Interpretation of validation test results
IHC staining results were checked using the double-blind method by the pathologist under the microscope to observe and judge the stained sections. The microscopic morphological characteristics of HE staining of neutrophils are that the cell size is like red blood cells. The nuclei are lobulated, and 2-3 lobulations are more often, and the cytoplasm is slightly stained.CD45RA and CD4 are located in the cell membrane. The tumor cell membrane has brown particles as positive. The tumor stroma is not stained, or some lymphocytes are stained. The expression level of cancer tissue is expressed by calculating the cell staining intensity score and the number of positive cells in the four high-power fields of each film. According to the staining intensity score: no staining, 0 points; light yellow, 1 point; brown, 2 points; tan, 3 points. Percentage score of positive cells: no positive cells, 0 points; <10% positive rate, 1 Points; 10%-30% positive rate, 2 points; 30%-70% positive rate, 3 points; >70% positive rate, 4 points. Thus the expression level of CD45RA, CD4 is divided into 0-12 points.
Statistical analysis
R software (version 4.0.0) was used for statistical analysis and visualization of results. The survival analysis of the correlation between gene mutation and prognosis of HCC patients was analyzed by the Kaplan-Meier method and plotted using the survival package. The log-rank test was used to evaluate the statistical significance of prognosis among different patients. Univariate and multivariate Cox regression analysis was used for survival analysis of the clinical characteristics of HCC patients, including age, sex, histological grade, pathological stage, TMB, and LRP1B mutation status. The Mann-Whitney U test tested the correlation between the mutated gene and TMB. Wilcoxon test was used to identify the correlation between mutated genes and the expression of immune checkpoint genes.In all comparisons, a two-tailed P-value <0.05 was considered statistically significant.
Results
Genes with a high frequency of mutations in hepatocellular carcinoma
We identified 30 genes with the highest frequency of mutation in HCC patients obtained from TCGA (Fig. 1A). In addition, a total of 30 most frequently mutated genes were identified in the database downloaded from the ICGC database (Fig. 1B). Finally, in TCGA and ICGC databases,15 duplicated genes (Fig. 1C), including LRP1B, TP53, TTN, MUC16, AHNAK2, OBSCN, FLG, PCLO, APOB, HMCN1, ADGRV1, USH2A, CSMD3, XIRP2, RYR2, were frequently mutated in HCC patients.

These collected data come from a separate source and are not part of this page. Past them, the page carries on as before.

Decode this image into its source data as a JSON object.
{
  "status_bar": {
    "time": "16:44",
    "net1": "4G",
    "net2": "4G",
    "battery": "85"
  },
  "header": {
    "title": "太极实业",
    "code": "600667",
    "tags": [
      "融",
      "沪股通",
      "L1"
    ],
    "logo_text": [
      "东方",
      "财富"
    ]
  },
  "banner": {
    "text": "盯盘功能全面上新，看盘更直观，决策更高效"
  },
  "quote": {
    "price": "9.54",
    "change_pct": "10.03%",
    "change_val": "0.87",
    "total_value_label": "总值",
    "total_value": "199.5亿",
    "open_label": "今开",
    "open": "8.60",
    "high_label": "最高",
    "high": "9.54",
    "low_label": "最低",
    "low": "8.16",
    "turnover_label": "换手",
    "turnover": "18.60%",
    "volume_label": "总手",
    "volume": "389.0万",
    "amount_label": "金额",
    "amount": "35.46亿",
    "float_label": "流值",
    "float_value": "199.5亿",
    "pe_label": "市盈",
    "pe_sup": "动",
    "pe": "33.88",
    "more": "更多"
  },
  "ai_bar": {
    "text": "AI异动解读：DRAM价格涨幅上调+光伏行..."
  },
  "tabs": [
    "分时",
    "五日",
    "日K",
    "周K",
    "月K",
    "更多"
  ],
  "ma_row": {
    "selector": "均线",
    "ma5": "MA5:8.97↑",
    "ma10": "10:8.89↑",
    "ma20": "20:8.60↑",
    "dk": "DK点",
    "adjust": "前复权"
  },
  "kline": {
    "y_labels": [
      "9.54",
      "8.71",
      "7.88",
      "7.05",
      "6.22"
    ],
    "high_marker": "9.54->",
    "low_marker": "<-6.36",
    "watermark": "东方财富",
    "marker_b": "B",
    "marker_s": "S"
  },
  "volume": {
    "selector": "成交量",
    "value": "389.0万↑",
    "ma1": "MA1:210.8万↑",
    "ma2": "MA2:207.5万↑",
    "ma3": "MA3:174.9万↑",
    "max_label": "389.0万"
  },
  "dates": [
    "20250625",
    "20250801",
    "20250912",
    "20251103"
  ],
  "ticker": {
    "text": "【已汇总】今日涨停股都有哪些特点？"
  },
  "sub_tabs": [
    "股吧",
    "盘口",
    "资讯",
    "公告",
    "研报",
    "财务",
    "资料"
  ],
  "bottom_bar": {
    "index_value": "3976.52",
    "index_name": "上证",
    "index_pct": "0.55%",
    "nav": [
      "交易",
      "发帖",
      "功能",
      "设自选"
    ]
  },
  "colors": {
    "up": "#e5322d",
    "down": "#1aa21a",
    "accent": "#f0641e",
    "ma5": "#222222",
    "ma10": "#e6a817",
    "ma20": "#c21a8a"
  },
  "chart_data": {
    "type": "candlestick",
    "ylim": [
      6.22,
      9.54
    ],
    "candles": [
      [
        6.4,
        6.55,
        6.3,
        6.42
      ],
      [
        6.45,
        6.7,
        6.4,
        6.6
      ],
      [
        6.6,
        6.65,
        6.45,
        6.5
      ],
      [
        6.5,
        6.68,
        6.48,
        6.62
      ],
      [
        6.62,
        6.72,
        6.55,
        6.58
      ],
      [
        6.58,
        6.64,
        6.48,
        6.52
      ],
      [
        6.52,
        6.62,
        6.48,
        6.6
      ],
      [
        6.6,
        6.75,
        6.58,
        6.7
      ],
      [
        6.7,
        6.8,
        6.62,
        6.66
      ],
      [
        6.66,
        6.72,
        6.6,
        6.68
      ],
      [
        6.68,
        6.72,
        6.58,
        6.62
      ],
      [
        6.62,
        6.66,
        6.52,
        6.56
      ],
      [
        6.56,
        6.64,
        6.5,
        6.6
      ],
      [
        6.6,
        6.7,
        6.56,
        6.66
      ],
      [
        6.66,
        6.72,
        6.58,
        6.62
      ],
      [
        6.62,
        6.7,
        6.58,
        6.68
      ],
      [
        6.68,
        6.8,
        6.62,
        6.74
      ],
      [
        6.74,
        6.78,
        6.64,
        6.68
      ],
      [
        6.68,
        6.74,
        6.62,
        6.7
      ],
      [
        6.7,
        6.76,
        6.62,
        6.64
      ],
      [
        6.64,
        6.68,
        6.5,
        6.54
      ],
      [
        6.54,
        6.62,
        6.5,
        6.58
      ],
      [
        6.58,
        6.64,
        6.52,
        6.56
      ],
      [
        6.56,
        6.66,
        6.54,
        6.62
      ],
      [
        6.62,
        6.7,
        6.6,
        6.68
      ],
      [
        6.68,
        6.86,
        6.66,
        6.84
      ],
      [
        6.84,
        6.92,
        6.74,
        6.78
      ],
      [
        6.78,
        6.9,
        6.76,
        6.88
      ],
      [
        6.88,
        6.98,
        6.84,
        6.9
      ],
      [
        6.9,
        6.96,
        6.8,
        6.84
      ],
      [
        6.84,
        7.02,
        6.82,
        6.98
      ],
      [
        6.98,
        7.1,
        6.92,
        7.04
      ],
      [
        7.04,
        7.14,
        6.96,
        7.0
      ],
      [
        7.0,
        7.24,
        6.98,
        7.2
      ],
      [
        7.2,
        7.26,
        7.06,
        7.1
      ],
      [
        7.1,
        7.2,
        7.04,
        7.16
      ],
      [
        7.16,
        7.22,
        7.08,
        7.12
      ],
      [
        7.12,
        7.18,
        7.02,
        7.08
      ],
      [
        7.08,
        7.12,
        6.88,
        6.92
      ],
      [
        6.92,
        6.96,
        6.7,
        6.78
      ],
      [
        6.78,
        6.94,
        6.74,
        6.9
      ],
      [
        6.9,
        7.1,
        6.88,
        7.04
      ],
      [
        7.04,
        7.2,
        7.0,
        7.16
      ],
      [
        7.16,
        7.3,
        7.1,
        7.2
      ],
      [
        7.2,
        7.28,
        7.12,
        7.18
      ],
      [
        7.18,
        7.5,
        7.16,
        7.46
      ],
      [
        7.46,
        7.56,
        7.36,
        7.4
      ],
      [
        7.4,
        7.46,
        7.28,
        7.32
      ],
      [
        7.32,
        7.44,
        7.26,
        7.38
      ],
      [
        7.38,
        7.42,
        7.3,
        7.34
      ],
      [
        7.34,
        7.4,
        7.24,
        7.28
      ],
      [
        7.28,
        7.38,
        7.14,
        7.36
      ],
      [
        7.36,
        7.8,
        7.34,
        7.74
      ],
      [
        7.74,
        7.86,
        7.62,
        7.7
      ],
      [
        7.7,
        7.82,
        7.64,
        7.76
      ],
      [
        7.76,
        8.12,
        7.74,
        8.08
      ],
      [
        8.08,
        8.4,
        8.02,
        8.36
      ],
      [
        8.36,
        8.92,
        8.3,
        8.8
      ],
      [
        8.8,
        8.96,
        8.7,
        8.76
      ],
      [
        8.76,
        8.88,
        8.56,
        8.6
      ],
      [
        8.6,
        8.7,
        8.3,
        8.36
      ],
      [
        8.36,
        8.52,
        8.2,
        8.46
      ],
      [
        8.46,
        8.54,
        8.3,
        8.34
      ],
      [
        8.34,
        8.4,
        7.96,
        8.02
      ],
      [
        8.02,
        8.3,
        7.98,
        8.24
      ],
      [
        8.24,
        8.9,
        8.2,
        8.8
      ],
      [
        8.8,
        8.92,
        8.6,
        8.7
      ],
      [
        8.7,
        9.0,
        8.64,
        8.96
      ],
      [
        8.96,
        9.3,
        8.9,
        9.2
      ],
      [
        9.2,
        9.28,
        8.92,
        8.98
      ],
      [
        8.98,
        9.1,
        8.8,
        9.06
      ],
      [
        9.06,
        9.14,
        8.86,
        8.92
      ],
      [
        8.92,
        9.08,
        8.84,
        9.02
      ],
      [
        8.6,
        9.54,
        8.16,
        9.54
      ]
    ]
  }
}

LRP1B mutation is associated with higher TMB and prognosis in HCC patients
Among commonly mutated genes, LRP1B, TP53, TTN, MUC16, AHNAK2, OBSCN, FLG, PCLO, HMCN1, USH2A, CSMD3, XIRP2, and RYR2 mutations significantly associated with higher TMB in HCC patients (Fig. 2). Further Kaplan-Meier analysis was performed to explore the relationship between these mutations associated with increased TMB and prognosis in HCC patients. Only the mutation status of TP53 (P=0.034) and LRP1B (P=0.010) is significantly related to the prognosis of HCC patients (Fig. 3A). TP53 mutations exist widely in tumors and have a large number of literature reports, so we choose LRP1B for further analysis. Then univariate regression analysis results identified the pathological stage (P<0.001), LRP1B mutation status (P=0.033), and TMB status (P=0.026) as statistically significant prognostic factors for overall survival in patients with HCC. Multivariable analysis identified both the pathological stage (P<0.001) and LRP1B mutation status (P=0.048) as independent prognostic factors in HCC patients. However, multivariate analysis revealed that TMB status is not an independent risk factor affecting the prognosis of HCC patients (Fig. 3B, 3C).
Analysis of LRP1B mutation enrichment pathway
As many pathways are involved in tumor formation, poor survival associated with LRP1B mutation may be associated with many signaling pathways activated in HCC. Through GSEA enrichment analysis, we found that 12 KEGG signaling pathways, including base excision repair, DNA replication, mismatch repair, nucleotide excision repair, basal transcription factors, drug metabolism other enzymes, lysine degradation, protein export, n glycan biosynthesis, glycosylphosphatidylinositol GPI anchor biosynthesis, ubiquitin-mediated proteolysis, vibrio cholera infection showed significantly differential enrichment in LRP1B mutation in the group (Fig. 4).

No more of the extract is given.